Hence, Quick Pickles! You’ve heard of the kind...overnight pickled veggies that taste just like the long-stood, pressure “canned” variety. With a catch! What I love about quick pickles is that you literally know how they turned out within 24 hours. As a single gal that works a lot lot and lives on a budget (that is not a complaint, btw!), I would be pretty sad to spend my dollars on the goods only to find out after 3 weeks or months or years or whathaveyou that my pickles, well, suck.

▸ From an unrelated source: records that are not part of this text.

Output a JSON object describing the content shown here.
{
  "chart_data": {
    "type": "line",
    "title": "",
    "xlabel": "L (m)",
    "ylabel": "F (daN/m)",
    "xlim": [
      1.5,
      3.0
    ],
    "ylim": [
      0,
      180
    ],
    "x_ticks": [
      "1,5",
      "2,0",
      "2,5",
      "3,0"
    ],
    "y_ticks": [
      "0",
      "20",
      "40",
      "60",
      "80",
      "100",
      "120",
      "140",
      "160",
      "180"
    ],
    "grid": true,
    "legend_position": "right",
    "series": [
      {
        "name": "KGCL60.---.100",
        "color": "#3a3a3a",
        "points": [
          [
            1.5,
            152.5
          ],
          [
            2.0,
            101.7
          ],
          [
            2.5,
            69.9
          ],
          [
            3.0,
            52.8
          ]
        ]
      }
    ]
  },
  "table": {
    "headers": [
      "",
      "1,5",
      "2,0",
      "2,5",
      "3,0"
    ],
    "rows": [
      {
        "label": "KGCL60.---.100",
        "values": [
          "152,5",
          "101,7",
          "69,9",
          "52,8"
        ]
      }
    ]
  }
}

Break it to me short and sweet, people.
Little did I know until recently that pickles are actually pretty good for you, too. I’m not swearing by my childhood standard anymore, of course, but good, organic veggies pickled in the right stuff (I love Braggs Raw Apple Cider Vinegar) can provide you with all sorts of antimicrobials that aid in digestion, Vitamin B produced by lactic acid bacteria, and more.

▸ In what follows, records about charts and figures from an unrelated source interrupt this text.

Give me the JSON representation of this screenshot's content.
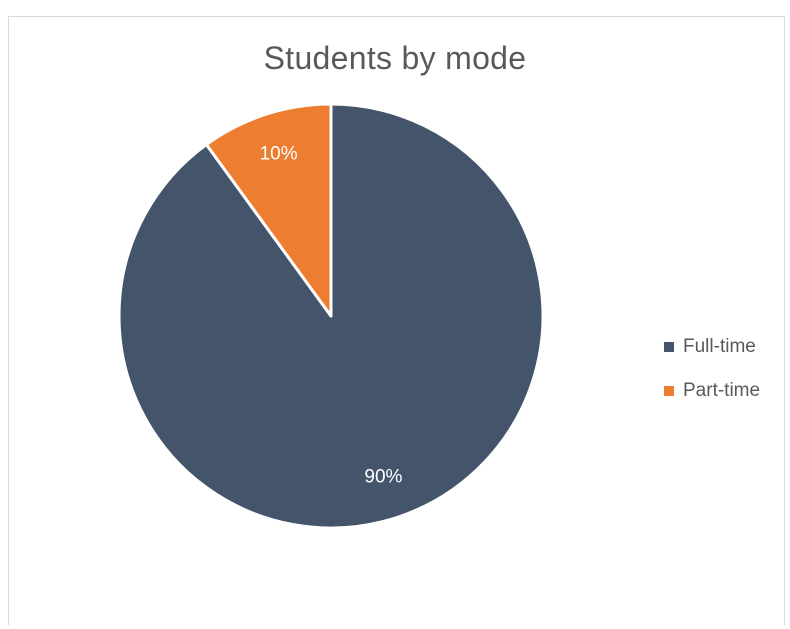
{
  "chart_data": {
    "type": "pie",
    "title": "Students by mode",
    "categories": [
      "Full-time",
      "Part-time"
    ],
    "values": [
      90,
      10
    ],
    "data_labels": [
      "90%",
      "10%"
    ],
    "colors": [
      "#44546a",
      "#ed7d31"
    ],
    "legend_position": "right"
  }
}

I also really love the versatility of pickles. They’re easy to keep around because they don’t go bad quickly. The pairing of them cold over a hot dish is divine. And they can be used in a thousand different ways. When I first made my Lavender Peppercorn Pickles, I found that the flavor could best be detected when paired on a whole wheat tortilla with some relatively mild flavors- avocado, classic hummus, and some thinly sliced bell pepper. It was the simplest lunch, but the pickles truly shone through. They were the star, and I proceeded to make that wrap three days in a row until I was out of hummus. Thankfully I still have sooooo many pickles because of this blog post!
BACK TO PICKLES!
So last week I attempted my first overnight pickles. My angle? Lavender Peppercorn Pickles! It seemed truly appropriate in light of The Lavender Lunchbox, and I had been looking for a unique way to use the dried lavender I had on hand. Years ago I had a Lavender Shortbread at a delightful cafe in Chicago - The Bourgois Pig. Amazing. - and I’ve been daydreaming about it ever since. But when flour is involved, I do try to steer my ego aside and follow recipes, so in light of my playful mood this day I decided to use the lavender in pickles instead. That, and it sounds so fun!

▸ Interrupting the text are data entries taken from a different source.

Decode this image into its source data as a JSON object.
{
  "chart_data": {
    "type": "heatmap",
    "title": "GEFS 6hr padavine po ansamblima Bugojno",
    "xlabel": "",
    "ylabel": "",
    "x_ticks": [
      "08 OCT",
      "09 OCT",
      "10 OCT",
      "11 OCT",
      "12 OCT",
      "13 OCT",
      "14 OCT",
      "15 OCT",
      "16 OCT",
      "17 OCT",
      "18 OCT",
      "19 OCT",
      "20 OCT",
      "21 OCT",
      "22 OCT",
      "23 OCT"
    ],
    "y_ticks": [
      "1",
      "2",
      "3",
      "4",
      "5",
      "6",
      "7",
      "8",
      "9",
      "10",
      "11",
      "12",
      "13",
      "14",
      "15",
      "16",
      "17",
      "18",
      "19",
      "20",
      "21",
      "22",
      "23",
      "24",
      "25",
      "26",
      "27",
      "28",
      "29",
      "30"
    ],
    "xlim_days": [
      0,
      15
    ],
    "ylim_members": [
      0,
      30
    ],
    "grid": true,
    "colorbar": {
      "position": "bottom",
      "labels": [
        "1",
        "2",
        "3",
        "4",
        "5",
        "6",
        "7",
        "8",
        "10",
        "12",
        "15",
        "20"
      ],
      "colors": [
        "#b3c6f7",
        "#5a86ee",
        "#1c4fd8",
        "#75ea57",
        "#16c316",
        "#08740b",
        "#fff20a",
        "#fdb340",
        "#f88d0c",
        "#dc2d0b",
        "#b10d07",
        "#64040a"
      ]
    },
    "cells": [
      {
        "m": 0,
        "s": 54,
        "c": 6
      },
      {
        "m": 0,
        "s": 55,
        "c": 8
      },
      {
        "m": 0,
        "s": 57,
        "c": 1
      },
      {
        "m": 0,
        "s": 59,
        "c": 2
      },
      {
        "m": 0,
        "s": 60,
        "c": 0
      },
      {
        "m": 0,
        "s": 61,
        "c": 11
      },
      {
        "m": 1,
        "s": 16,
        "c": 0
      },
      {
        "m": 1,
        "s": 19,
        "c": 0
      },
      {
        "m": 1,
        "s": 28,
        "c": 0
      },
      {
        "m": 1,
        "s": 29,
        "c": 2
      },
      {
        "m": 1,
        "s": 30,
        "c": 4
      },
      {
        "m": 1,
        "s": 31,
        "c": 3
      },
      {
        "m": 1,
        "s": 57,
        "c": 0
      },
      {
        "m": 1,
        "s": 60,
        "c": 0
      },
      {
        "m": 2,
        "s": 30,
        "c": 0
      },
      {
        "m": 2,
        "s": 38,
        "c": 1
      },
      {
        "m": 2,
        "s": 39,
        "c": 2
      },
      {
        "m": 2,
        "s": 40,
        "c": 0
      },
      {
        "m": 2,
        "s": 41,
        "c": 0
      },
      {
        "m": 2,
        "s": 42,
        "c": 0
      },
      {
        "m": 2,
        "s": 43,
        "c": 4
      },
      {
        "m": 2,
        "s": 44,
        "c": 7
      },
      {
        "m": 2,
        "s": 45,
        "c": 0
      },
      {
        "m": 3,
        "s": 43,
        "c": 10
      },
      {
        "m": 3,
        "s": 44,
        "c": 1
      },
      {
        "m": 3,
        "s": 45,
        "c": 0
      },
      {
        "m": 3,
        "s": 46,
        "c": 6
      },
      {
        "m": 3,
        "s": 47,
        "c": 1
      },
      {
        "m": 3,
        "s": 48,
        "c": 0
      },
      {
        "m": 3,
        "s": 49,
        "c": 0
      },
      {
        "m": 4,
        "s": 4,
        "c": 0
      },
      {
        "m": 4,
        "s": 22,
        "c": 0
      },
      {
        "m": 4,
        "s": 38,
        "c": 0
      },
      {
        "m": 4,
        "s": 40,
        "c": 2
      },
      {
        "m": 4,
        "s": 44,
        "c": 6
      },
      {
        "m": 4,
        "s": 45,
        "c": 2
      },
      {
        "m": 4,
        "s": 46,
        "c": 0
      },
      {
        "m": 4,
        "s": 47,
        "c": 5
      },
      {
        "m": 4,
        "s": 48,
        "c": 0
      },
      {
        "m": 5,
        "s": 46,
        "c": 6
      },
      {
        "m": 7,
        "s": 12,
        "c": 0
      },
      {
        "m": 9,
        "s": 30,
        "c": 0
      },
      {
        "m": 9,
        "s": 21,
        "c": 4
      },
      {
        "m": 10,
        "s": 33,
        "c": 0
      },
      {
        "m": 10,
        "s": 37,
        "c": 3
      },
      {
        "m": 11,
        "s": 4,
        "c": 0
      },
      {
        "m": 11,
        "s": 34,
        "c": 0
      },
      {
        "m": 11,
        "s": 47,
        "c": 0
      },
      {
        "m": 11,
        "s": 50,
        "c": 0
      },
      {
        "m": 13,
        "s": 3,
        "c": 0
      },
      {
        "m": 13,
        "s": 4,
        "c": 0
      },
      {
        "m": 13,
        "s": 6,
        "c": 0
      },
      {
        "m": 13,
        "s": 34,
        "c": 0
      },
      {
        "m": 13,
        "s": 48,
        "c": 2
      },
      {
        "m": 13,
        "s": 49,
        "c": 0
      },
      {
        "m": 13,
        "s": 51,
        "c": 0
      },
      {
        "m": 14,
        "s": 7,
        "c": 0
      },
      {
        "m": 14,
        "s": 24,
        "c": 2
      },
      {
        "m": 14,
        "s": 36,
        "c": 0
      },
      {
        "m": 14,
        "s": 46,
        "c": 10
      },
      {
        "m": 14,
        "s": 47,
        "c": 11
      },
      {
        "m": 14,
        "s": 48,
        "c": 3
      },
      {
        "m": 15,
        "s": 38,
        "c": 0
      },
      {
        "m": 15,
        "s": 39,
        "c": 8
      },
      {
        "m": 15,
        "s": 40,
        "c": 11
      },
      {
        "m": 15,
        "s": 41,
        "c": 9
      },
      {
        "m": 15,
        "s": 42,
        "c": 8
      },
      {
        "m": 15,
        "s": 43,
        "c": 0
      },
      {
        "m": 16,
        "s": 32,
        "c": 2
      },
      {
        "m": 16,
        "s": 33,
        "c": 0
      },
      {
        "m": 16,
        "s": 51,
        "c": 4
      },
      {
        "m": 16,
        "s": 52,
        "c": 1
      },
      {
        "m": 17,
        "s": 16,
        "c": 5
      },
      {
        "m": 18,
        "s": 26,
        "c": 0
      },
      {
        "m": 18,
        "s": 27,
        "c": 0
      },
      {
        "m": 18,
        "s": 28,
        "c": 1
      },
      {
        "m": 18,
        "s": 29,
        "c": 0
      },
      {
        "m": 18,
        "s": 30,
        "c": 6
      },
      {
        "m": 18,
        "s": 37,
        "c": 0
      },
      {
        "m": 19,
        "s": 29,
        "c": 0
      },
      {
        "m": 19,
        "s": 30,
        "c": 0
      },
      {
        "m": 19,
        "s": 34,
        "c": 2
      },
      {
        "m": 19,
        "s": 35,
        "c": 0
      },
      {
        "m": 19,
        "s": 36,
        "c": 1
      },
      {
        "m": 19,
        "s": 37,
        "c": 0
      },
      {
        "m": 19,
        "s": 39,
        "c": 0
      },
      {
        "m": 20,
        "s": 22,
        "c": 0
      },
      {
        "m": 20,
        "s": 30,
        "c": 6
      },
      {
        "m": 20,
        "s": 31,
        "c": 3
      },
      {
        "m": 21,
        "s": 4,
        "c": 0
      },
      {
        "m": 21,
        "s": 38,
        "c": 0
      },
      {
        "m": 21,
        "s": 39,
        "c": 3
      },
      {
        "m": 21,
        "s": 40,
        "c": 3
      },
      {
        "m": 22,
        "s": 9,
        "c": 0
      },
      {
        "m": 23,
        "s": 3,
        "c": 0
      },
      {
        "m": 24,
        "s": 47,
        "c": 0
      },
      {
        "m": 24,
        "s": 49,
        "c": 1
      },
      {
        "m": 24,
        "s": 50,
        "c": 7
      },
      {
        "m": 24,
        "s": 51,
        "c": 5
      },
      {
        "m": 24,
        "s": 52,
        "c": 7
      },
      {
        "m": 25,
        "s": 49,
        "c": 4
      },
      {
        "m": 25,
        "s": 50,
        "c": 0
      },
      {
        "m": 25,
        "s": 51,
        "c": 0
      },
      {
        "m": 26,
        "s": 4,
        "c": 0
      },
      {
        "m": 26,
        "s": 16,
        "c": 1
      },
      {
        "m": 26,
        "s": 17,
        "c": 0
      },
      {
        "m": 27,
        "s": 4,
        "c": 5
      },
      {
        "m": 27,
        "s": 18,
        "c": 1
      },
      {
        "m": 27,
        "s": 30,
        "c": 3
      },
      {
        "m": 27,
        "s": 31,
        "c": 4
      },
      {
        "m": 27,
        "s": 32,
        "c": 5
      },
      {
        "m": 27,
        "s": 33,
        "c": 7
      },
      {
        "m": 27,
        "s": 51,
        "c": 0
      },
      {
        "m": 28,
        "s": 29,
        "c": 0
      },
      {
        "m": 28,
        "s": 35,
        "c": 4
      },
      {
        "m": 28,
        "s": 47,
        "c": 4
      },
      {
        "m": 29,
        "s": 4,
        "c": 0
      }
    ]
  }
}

Lavender Peppercorn Pickles!
Confession: my recipe was initially a little lacking. I under-seasoned for sure, so you could taste the vinegar, but not enough lavender or salt or...peppercorn. So I came back today to recreate! And also, I threw in a couple more flavor combos just for fun. I’m so excited to share with you my first blog-inspired recipes. And this time, they’re worth making over and over again.